BANGKALAN, KOREK.ID – Puluhan warga yang tergabung dalam Pusat Analisis Kajian Strategis (Pakis) menggelar audensi ke Kejaksaan Negeri Bangkalan, mereka meminta kasus korupsi Anggaran Dana Desa (ADD) mantan Kades Dlambah Dajah, Kecamatan Tanah Merah ditindak dengan cepat.
Ketua Umum Pakis Abdurahman Tohir mengatakan, walaupun sudah cukup bukti lambannya penanganan kasus, lantaran Kejari Bangkalan dinilai tidak serius dalam menangani kasus yang menjerat mantan kades dlambah.
“Kenapa sampai sekarang kasus tersebut mandek di Kejari Bangkalan. Kami mendesak agar kasus tersebut segera dituntaskan. Penegak hukum jangan sampai masuk angin,” ujarnya. Rabu (3/1/24).
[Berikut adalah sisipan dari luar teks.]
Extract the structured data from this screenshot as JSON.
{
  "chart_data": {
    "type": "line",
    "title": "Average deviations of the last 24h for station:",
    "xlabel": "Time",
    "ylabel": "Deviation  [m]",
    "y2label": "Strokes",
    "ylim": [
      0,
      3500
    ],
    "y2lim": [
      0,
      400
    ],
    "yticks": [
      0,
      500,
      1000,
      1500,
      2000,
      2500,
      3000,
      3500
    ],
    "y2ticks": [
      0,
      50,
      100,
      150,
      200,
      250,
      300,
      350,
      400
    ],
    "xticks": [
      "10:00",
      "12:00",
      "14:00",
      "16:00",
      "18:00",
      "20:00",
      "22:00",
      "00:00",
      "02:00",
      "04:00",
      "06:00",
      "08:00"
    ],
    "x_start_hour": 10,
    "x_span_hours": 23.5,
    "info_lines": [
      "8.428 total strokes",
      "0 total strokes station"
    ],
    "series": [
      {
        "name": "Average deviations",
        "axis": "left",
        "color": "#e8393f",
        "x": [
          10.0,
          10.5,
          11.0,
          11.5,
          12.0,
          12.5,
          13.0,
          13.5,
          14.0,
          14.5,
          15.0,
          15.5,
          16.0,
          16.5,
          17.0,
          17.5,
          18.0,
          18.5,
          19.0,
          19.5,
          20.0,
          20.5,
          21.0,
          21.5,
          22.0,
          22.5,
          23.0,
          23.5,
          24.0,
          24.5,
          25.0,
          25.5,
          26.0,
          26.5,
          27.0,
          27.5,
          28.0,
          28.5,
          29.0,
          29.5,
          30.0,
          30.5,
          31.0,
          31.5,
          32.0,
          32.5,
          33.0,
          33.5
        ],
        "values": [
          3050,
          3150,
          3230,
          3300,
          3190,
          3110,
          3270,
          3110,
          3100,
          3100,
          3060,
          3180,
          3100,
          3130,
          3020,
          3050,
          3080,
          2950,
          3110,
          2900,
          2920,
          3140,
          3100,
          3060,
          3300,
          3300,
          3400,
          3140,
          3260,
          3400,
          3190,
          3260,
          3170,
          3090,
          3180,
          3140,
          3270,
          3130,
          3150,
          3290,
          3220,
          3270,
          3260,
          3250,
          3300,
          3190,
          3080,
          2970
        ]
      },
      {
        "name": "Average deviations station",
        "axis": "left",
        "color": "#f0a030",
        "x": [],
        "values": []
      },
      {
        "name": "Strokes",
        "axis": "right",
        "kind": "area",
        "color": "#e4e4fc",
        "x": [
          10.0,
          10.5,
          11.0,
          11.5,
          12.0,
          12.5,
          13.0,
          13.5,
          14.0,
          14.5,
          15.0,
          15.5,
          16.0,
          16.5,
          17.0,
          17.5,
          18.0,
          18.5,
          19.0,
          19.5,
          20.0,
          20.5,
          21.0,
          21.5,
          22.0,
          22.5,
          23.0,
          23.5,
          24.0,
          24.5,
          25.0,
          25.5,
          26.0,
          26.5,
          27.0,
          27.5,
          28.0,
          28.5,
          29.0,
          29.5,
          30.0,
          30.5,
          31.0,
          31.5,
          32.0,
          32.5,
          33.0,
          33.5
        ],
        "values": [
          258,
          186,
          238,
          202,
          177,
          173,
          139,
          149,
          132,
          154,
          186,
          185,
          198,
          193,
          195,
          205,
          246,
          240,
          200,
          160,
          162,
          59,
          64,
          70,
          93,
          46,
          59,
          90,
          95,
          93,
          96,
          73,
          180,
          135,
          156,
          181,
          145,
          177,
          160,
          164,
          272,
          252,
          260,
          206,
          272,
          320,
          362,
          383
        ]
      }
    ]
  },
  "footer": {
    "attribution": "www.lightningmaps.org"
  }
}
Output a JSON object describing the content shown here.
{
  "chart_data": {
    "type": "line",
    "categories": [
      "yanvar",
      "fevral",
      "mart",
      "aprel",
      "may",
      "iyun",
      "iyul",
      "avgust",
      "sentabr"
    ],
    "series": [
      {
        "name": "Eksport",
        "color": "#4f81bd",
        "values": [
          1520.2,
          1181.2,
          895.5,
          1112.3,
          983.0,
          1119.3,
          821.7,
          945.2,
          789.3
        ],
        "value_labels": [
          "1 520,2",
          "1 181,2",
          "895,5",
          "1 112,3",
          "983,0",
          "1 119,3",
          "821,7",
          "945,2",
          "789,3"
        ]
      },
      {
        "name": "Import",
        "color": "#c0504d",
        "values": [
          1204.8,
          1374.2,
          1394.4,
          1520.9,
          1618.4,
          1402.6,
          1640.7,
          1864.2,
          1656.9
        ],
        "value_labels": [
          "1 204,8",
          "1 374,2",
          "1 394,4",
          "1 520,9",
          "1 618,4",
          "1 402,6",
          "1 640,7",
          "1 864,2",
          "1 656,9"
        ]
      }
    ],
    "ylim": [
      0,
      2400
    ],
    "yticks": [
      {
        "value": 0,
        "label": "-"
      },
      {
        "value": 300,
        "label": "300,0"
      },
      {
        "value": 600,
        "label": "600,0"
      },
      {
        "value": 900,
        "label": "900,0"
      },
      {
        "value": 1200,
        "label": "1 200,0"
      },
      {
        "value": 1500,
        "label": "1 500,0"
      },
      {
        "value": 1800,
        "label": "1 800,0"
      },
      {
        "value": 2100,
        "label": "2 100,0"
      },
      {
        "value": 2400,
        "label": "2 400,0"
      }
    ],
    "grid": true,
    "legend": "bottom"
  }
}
Disebutkan, sebelumnya mantan kades dlambah sudah ditetapkan sebagai tersangka oleh penyidik Tipikor polres Bangkalan namun tidak ada perkembangan saat P-19 dilimpahkan ke Kejari Bangkalan.

“Kami mendesak Kejari Bangkalan untuk segera melakukan gelar perkara kasus korupsi DD dan ADD yang menjerat mantan Kades Dlambah Dajah periode 2016 hingga 2021 itu,” paparnya.
Sementara Kasi Pidsus Kejari Bangkalan Fahri Mengatakan, pihaknya terus mendalami serta melengkapi beberapa bukti untuk menaikan kasus korupsi yang tengah ditangani.
“Tentunya kami harus bekerja sesuai prosedur dan kasus ini tetap jalan, kami tidak diam namun imi butuh waktu,” tutupnya.